Hey! I'm your Facebook friend from back home or Kamasutra A Tale of Love full movie xxx (1996)something. You don't remember how you know me, but you always see me in your feed and, judging by my posts, I am completely unburdened by the world's problems.
My life is just great. You wish you had it this good.
SEE ALSO: I got so worked up over the new Twitter design that it has cost me everythingWhy am I like this? So happy-go-lucky? So constantly on Facebook? The simple fact is I am blissfully ignorant of any suffering in the world. My world exists within a one mile radius and that's the way I like it. I heard through the grapevine that Donald Trump did something vaguely bad, but I have no idea what it was because I don't watch the news or give a shit at all.
Hey, check out this cute video of a cat. You have already seen it. It went super viral nine months ago but I am only just now seeing it somehow.
My life rules, dude. I have a spouse that I met when I was 19, and we have loving children. I have a family. I'm 27 years old. Did you even know that was possible?
I gotta start watching some of these shows everyone's talking about. Breaking Bad, and what's the other one?
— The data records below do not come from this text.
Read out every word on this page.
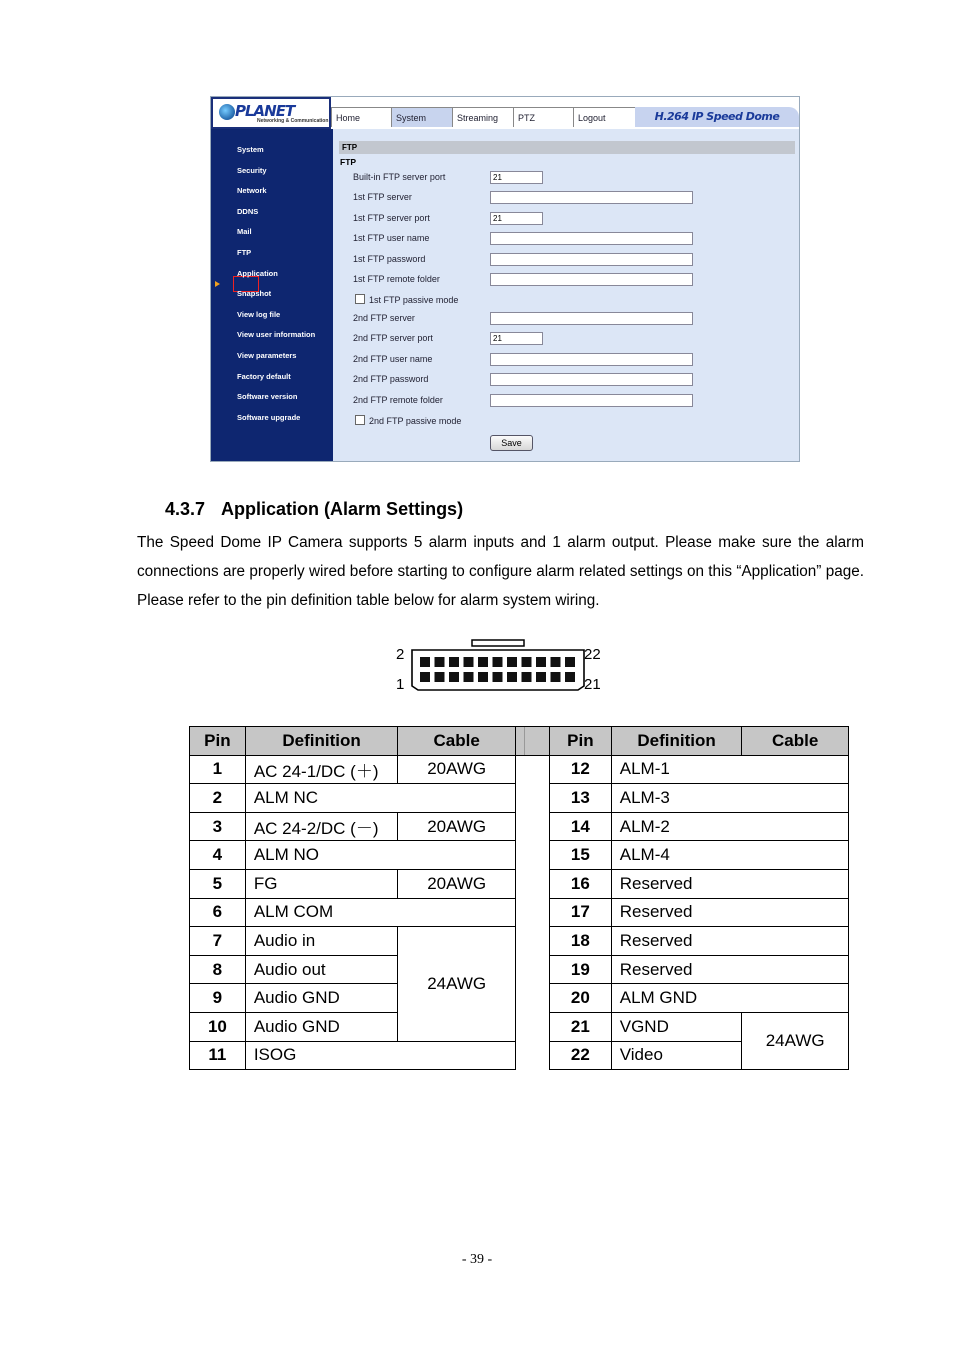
PLANET
Networking & Communication Home	System	Streaming	PTZ	Logout	H.264 IP Speed Dome
System
Security
Network
DDNS
Mail
FTP
Application
Snapshot
View log file
View user information
View parameters
Factory default
Software version
Software upgrade
FTP
FTP
Built-in FTP server port	21
1st FTP server
1st FTP server port	21
1st FTP user name
1st FTP password
1st FTP remote folder
1st FTP passive mode
2nd FTP server
2nd FTP server port	21
2nd FTP user name
2nd FTP password
2nd FTP remote folder
2nd FTP passive mode
Save
4.3.7 Application (Alarm Settings)
The Speed Dome IP Camera supports 5 alarm inputs and 1 alarm output. Please make sure the alarm connections are properly wired before starting to configure alarm related settings on this “Application” page. Please refer to the pin definition table below for alarm system wiring.
2
1
22
21
Pin	Definition	Cable
1	AC 24-1/DC (＋)	20AWG
2	ALM NC	
3	AC 24-2/DC (－)	20AWG
4	ALM NO	
5	FG	20AWG
6	ALM COM	
7	Audio in	24AWG
8	Audio out	
9	Audio GND	
10	Audio GND	
11	ISOG	
Pin	Definition	Cable
12	ALM-1	
13	ALM-3	
14	ALM-2	
15	ALM-4	
16	Reserved	
17	Reserved	
18	Reserved	
19	Reserved	
20	ALM GND	
21	VGND	24AWG
22	Video	
- 39 -
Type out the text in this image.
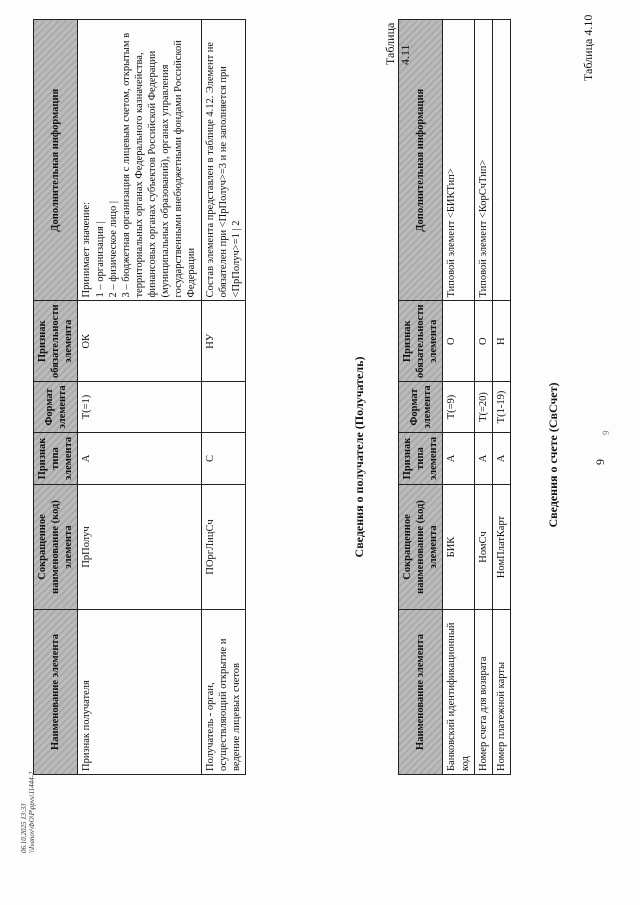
9
Таблица 4.10
Сведения о счете (СвСчет)
Наименование элемента	Сокращенное наименование (код) элемента	Признак типа элемента	Формат элемента	Признак обязательности элемента	Дополнительная информация
Банковский идентификационный код	БИК	А	Т(=9)	О	Типовой элемент <БИКТип>
Номер счета для возврата	НомСч	А	Т(=20)	О	Типовой элемент <КорСчТип>
Номер платежной карты	НомПлатКарт	А	Т(1-19)	Н	
Таблица 4.11
Сведения о получателе (Получатель)
Наименование элемента	Сокращенное наименование (код) элемента	Признак типа элемента	Формат элемента	Признак обязательности элемента	Дополнительная информация
Признак получателя	ПрПолуч	А	Т(=1)	ОК	Принимает значение:
1 – организация |
2 – физическое лицо |
3 – бюджетная организация с лицевым счетом, открытым в территориальных органах Федерального казначейства, финансовых органах субъектов Российской Федерации (муниципальных образований), органах управления государственными внебюджетными фондами Российской Федерации
Получатель - орган, осуществляющий открытие и ведение лицевых счетов	ПОргЛицСч	С		НУ	Состав элемента представлен в таблице 4.12. Элемент не обязателен при <ПрПолуч>=3 и не заполняется при <ПрПолуч>=1 | 2
06.10.2025 13:33 \\Ivanov\ФО\Р\ppvs\11444-2
9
Hangover? I literally am so far removed from pop culture that I have never seen an episode of Breaking Bad. My job is amazing and I love my fucking life.
The other day I showed my friend the Chewbacca Mom video and we both laughed so hard. We loved it. Remember that? When was that popular, like two years ago? I just saw it for the first time yesterday. Can you even begin to fathom how that is possible?
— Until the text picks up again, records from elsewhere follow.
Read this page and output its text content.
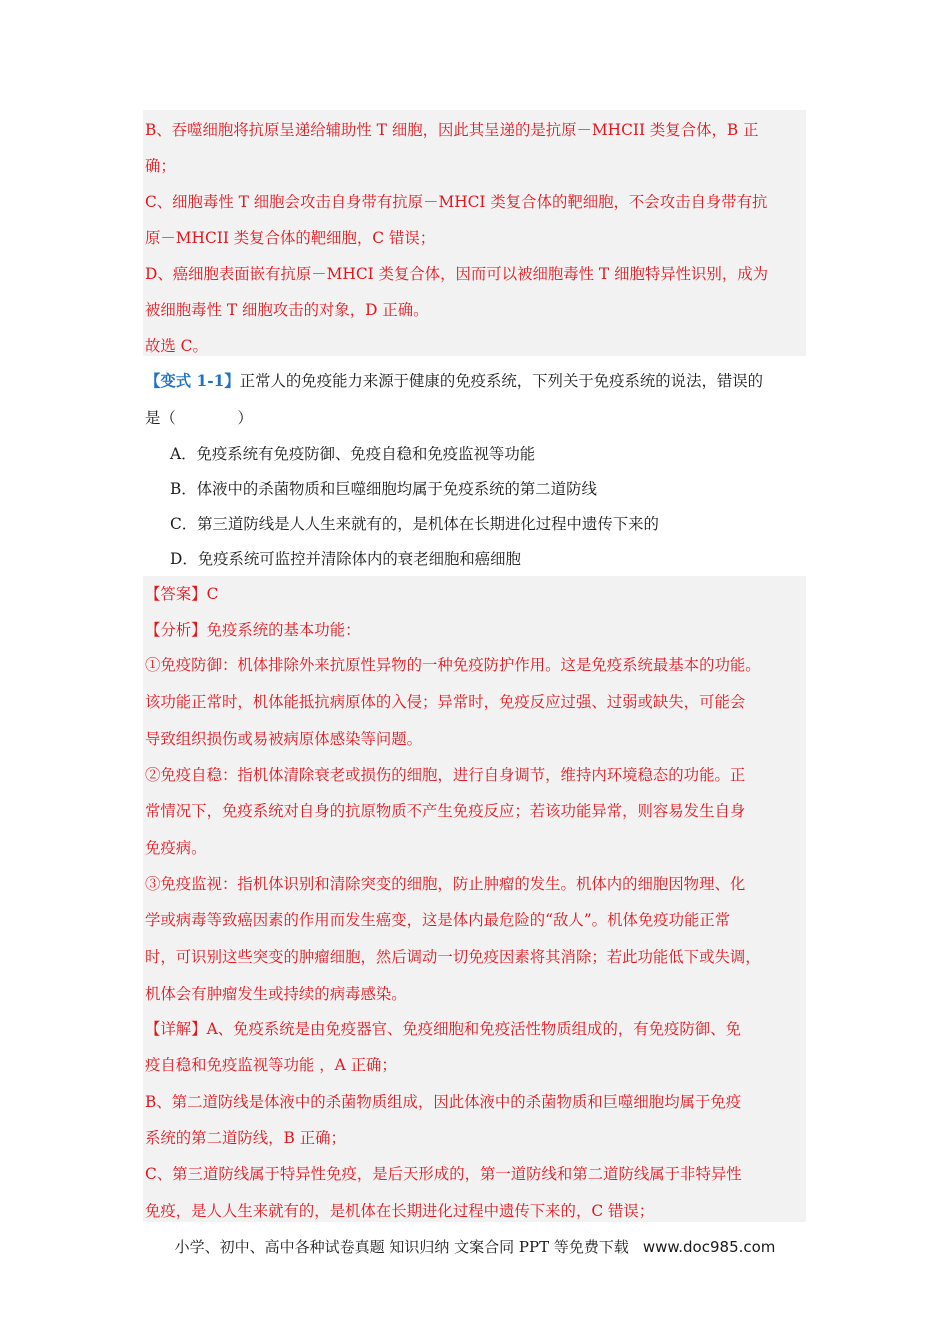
B、吞噬细胞将抗原呈递给辅助性 T 细胞，因此其呈递的是抗原－MHCII 类复合体，B 正
确；
C、细胞毒性 T 细胞会攻击自身带有抗原－MHCI 类复合体的靶细胞，不会攻击自身带有抗
原－MHCII 类复合体的靶细胞，C 错误；
D、癌细胞表面嵌有抗原－MHCI 类复合体，因而可以被细胞毒性 T 细胞特异性识别，成为
被细胞毒性 T 细胞攻击的对象，D 正确。
故选 C。
【变式 1-1】正常人的免疫能力来源于健康的免疫系统，下列关于免疫系统的说法，错误的
是（　　　　）
A．免疫系统有免疫防御、免疫自稳和免疫监视等功能
B．体液中的杀菌物质和巨噬细胞均属于免疫系统的第二道防线
C．第三道防线是人人生来就有的，是机体在长期进化过程中遗传下来的
D．免疫系统可监控并清除体内的衰老细胞和癌细胞
【答案】C
【分析】免疫系统的基本功能：
①免疫防御：机体排除外来抗原性异物的一种免疫防护作用。这是免疫系统最基本的功能。
该功能正常时，机体能抵抗病原体的入侵；异常时，免疫反应过强、过弱或缺失，可能会
导致组织损伤或易被病原体感染等问题。
②免疫自稳：指机体清除衰老或损伤的细胞，进行自身调节，维持内环境稳态的功能。正
常情况下，免疫系统对自身的抗原物质不产生免疫反应；若该功能异常，则容易发生自身
免疫病。
③免疫监视：指机体识别和清除突变的细胞，防止肿瘤的发生。机体内的细胞因物理、化
学或病毒等致癌因素的作用而发生癌变，这是体内最危险的“敌人”。机体免疫功能正常
时，可识别这些突变的肿瘤细胞，然后调动一切免疫因素将其消除；若此功能低下或失调，
机体会有肿瘤发生或持续的病毒感染。
【详解】A、免疫系统是由免疫器官、免疫细胞和免疫活性物质组成的，有免疫防御、免
疫自稳和免疫监视等功能 ，A 正确；
B、第二道防线是体液中的杀菌物质组成，因此体液中的杀菌物质和巨噬细胞均属于免疫
系统的第二道防线，B 正确；
C、第三道防线属于特异性免疫，是后天形成的，第一道防线和第二道防线属于非特异性
免疫，是人人生来就有的，是机体在长期进化过程中遗传下来的，C 错误；
小学、初中、高中各种试卷真题 知识归纳 文案合同 PPT 等免费下载 www.doc985.com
I can’t get enough of those Tasty vids, either. I share each one. Man, does that food look good!
Another thing about me is that I love videos where contestants on the television show The Voiceor whatever are good singers. It shocks me every time. I always share those videos and then tag my spouse in them instead of just texting them or showing them in person. Who cares? You? Why?
Can I show you something I really love?
Haha! Isn’t that terrific? I don’t give a shit about anything.
You can scour my Facebook page all you want to see where my beliefs lie politically but you won’t find anything. What you will find though, is that recently my cell phone broke so if you needed to reach me, you’d have to do it through Facebook. How wild is that? Everybody I ever thought would need to contact me is right here on Facebook. Damn dude. My life is so great.
I just uploaded a picture of me just standing in front of my car wearing a coat. That's all there is to it. Do you think I put any thought into it at all? Not a chance. I already forgot I posted it.
Hey while I have you here, I just wanted to tell you that I took a quiz online and got sorted into Gryffindor.
Welp, have a good one.
Thanks for reading Mashable Humor: original comedy every day. Or most days. We're people, just like you, and we're trying our best.